In 2007 he was a Fulbright Senior Scholar studying palliative care at the Royal Prince Alfred Hospital, University of Sydney, and Curtin University in Sydney, Australia. Pantilat is also a hospitalist, and is a nationally recognized expert in hospital medicine as well as in palliative medicine. He is the past-president, a past member of the board of directors, and the former chair of the ethics committee for the Society of Hospital Medicine.

Pantilat is a member of the Program in Medical Ethics at UCSF and serves on the UCSF Medical Center Ethics Committee. In 2011 he received a leadership award from the James Irvine Foundation in recognition of his work to improve the lives of people in California.

Pantilat, along with colleagues at UCSF, was a co-editor of a series in JAMA (the Journal of the American Medical Association) focused on improving end-of-life care titled “Perspectives on Care at the Close of Life.” That series was subsequently updated and published as a book in 2011 titled, “Care at the Close of Life” for which Pantilat served as a co-editor.

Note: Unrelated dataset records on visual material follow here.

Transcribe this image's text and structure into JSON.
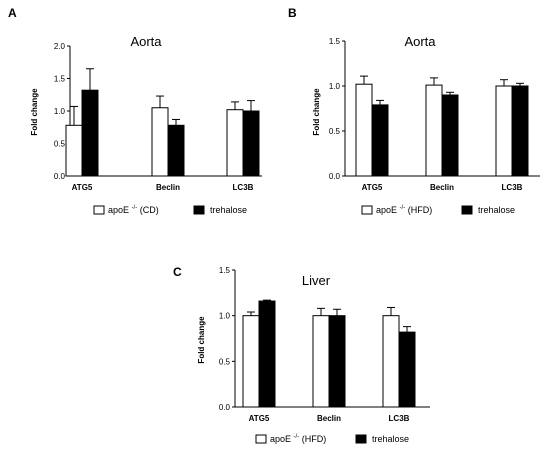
{
  "chart_data": [
    {
      "panel": "A",
      "type": "bar",
      "title": "Aorta",
      "ylabel": "Fold change",
      "categories": [
        "ATG5",
        "Beclin",
        "LC3B"
      ],
      "ylim": [
        0,
        2.0
      ],
      "yticks": [
        "0.0",
        "0.5",
        "1.0",
        "1.5",
        "2.0"
      ],
      "series": [
        {
          "legend_base": "apoE",
          "legend_sup": "-/-",
          "legend_suffix": "(CD)",
          "fill": "#ffffff",
          "values": [
            0.78,
            1.05,
            1.02
          ],
          "errors": [
            0.29,
            0.18,
            0.12
          ]
        },
        {
          "legend_base": "trehalose",
          "legend_sup": "",
          "legend_suffix": "",
          "fill": "#000000",
          "values": [
            1.32,
            0.78,
            1.0
          ],
          "errors": [
            0.33,
            0.09,
            0.16
          ]
        }
      ]
    },
    {
      "panel": "B",
      "type": "bar",
      "title": "Aorta",
      "ylabel": "Fold change",
      "categories": [
        "ATG5",
        "Beclin",
        "LC3B"
      ],
      "ylim": [
        0,
        1.5
      ],
      "yticks": [
        "0.0",
        "0.5",
        "1.0",
        "1.5"
      ],
      "series": [
        {
          "legend_base": "apoE",
          "legend_sup": "-/-",
          "legend_suffix": "(HFD)",
          "fill": "#ffffff",
          "values": [
            1.02,
            1.01,
            1.0
          ],
          "errors": [
            0.09,
            0.08,
            0.07
          ]
        },
        {
          "legend_base": "trehalose",
          "legend_sup": "",
          "legend_suffix": "",
          "fill": "#000000",
          "values": [
            0.79,
            0.9,
            1.0
          ],
          "errors": [
            0.05,
            0.03,
            0.03
          ]
        }
      ]
    },
    {
      "panel": "C",
      "type": "bar",
      "title": "Liver",
      "ylabel": "Fold change",
      "categories": [
        "ATG5",
        "Beclin",
        "LC3B"
      ],
      "ylim": [
        0,
        1.5
      ],
      "yticks": [
        "0.0",
        "0.5",
        "1.0",
        "1.5"
      ],
      "series": [
        {
          "legend_base": "apoE",
          "legend_sup": "-/-",
          "legend_suffix": "(HFD)",
          "fill": "#ffffff",
          "values": [
            1.0,
            1.0,
            1.0
          ],
          "errors": [
            0.04,
            0.08,
            0.09
          ]
        },
        {
          "legend_base": "trehalose",
          "legend_sup": "",
          "legend_suffix": "",
          "fill": "#000000",
          "values": [
            1.16,
            1.0,
            0.82
          ],
          "errors": [
            0.01,
            0.07,
            0.06
          ]
        }
      ]
    }
  ]
}
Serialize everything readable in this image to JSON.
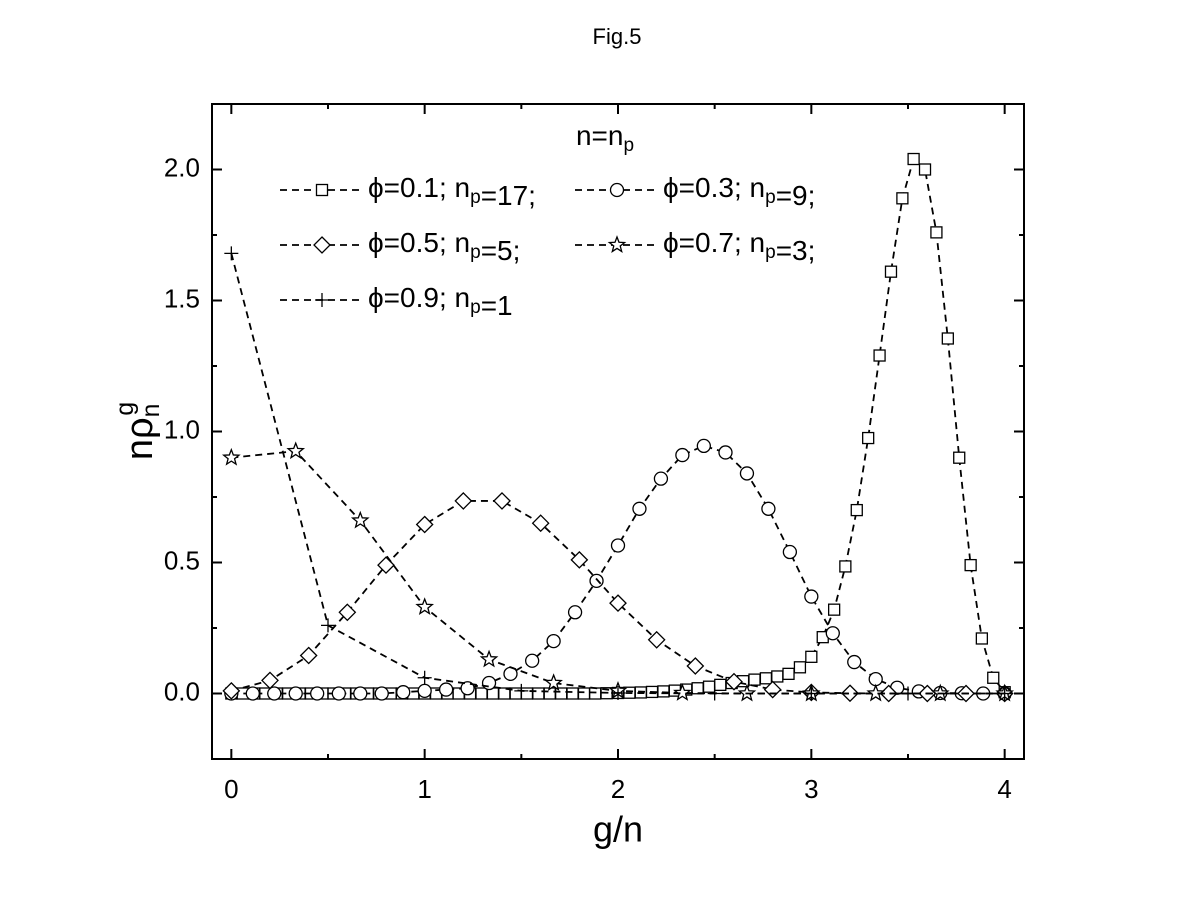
{
  "chart_data": {
    "type": "line",
    "title": "Fig.5",
    "x_label": "g/n",
    "y_label": "nρng",
    "legend_title": "n=np",
    "xlim": [
      -0.1,
      4.1
    ],
    "ylim": [
      -0.25,
      2.25
    ],
    "xticks": [
      0,
      1,
      2,
      3,
      4
    ],
    "yticks": [
      {
        "value": 0,
        "label": "0.0"
      },
      0.5,
      {
        "value": 1,
        "label": "1.0"
      },
      1.5,
      {
        "value": 2,
        "label": "2.0"
      }
    ],
    "minor_xticks": [
      0.5,
      1.5,
      2.5,
      3.5
    ],
    "minor_yticks": [
      -0.25,
      0.25,
      0.75,
      1.25,
      1.75,
      2.25
    ],
    "line_style": "dashed",
    "series": [
      {
        "name": "ϕ=0.1; np=17;",
        "color": "#000000",
        "marker": "square",
        "x": [
          0,
          0.059,
          0.118,
          0.176,
          0.235,
          0.294,
          0.353,
          0.412,
          0.471,
          0.529,
          0.588,
          0.647,
          0.706,
          0.765,
          0.824,
          0.882,
          0.941,
          1,
          1.059,
          1.118,
          1.176,
          1.235,
          1.294,
          1.353,
          1.412,
          1.471,
          1.529,
          1.588,
          1.647,
          1.706,
          1.765,
          1.824,
          1.882,
          1.941,
          2,
          2.059,
          2.118,
          2.176,
          2.235,
          2.294,
          2.353,
          2.412,
          2.471,
          2.529,
          2.588,
          2.647,
          2.706,
          2.765,
          2.824,
          2.882,
          2.941,
          3,
          3.059,
          3.118,
          3.176,
          3.235,
          3.294,
          3.353,
          3.412,
          3.471,
          3.529,
          3.588,
          3.647,
          3.706,
          3.765,
          3.824,
          3.882,
          3.941,
          4
        ],
        "values": [
          0,
          0,
          0,
          0,
          0,
          0,
          0,
          0,
          0,
          0,
          0,
          0,
          0,
          0,
          0,
          0,
          0,
          0,
          0,
          0,
          0,
          0,
          0,
          0,
          0,
          0,
          0,
          0,
          0,
          0,
          0,
          0,
          0,
          0.001,
          0.002,
          0.003,
          0.004,
          0.006,
          0.008,
          0.011,
          0.015,
          0.02,
          0.026,
          0.033,
          0.04,
          0.047,
          0.053,
          0.058,
          0.065,
          0.075,
          0.1,
          0.14,
          0.215,
          0.32,
          0.485,
          0.7,
          0.975,
          1.29,
          1.61,
          1.89,
          2.04,
          2.0,
          1.76,
          1.355,
          0.9,
          0.49,
          0.21,
          0.06,
          0.005
        ]
      },
      {
        "name": "ϕ=0.3; np=9;",
        "color": "#000000",
        "marker": "circle",
        "x": [
          0,
          0.111,
          0.222,
          0.333,
          0.444,
          0.556,
          0.667,
          0.778,
          0.889,
          1,
          1.111,
          1.222,
          1.333,
          1.444,
          1.556,
          1.667,
          1.778,
          1.889,
          2,
          2.111,
          2.222,
          2.333,
          2.444,
          2.556,
          2.667,
          2.778,
          2.889,
          3,
          3.111,
          3.222,
          3.333,
          3.444,
          3.556,
          3.667,
          3.778,
          3.889,
          4
        ],
        "values": [
          0,
          0,
          0,
          0,
          0,
          0,
          0,
          0,
          0.005,
          0.01,
          0.015,
          0.02,
          0.04,
          0.075,
          0.125,
          0.2,
          0.31,
          0.43,
          0.565,
          0.705,
          0.82,
          0.91,
          0.945,
          0.92,
          0.84,
          0.705,
          0.54,
          0.37,
          0.23,
          0.12,
          0.055,
          0.022,
          0.008,
          0.002,
          0.001,
          0,
          0
        ]
      },
      {
        "name": "ϕ=0.5; np=5;",
        "color": "#000000",
        "marker": "diamond",
        "x": [
          0,
          0.2,
          0.4,
          0.6,
          0.8,
          1,
          1.2,
          1.4,
          1.6,
          1.8,
          2,
          2.2,
          2.4,
          2.6,
          2.8,
          3,
          3.2,
          3.4,
          3.6,
          3.8,
          4
        ],
        "values": [
          0.01,
          0.05,
          0.145,
          0.31,
          0.49,
          0.645,
          0.735,
          0.735,
          0.65,
          0.51,
          0.345,
          0.205,
          0.105,
          0.045,
          0.015,
          0.004,
          0.001,
          0,
          0,
          0,
          0
        ]
      },
      {
        "name": "ϕ=0.7; np=3;",
        "color": "#000000",
        "marker": "star",
        "x": [
          0,
          0.333,
          0.667,
          1,
          1.333,
          1.667,
          2,
          2.333,
          2.667,
          3,
          3.333,
          3.667,
          4
        ],
        "values": [
          0.9,
          0.925,
          0.66,
          0.33,
          0.13,
          0.04,
          0.01,
          0.002,
          0,
          0,
          0,
          0,
          0
        ]
      },
      {
        "name": "ϕ=0.9; np=1",
        "color": "#000000",
        "marker": "plus",
        "x": [
          0,
          0.5,
          1,
          1.5,
          2,
          2.5,
          3,
          3.5,
          4
        ],
        "values": [
          1.68,
          0.26,
          0.06,
          0.01,
          0.002,
          0,
          0,
          0,
          0
        ]
      }
    ]
  }
}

He, along with his colleague Tony Steimle, MD, chief of cardiology for Kaiser Santa Clara, wrote the chapter on “Palliative Care for Patients with Heart Disease.” Pantilat’s extensive publications and research focus on improving care for seriously ill patients in hospitals, communication, and palliative care for people with heart disease. He is currently the principal investigator of a randomized clinical trial of palliative care added to optimal medical management for improving quality of life, symptoms, and resource utilization for people with heart failure. Pantilat is also founding director of the Palliative Care Quality Network focused on improving the quality of care provided by palliative care services.

CHA awards will be presented during the CHA Board of Trustees luncheon on Dec. 11 at the Irvine Marriott Hotel in Irvine, CA.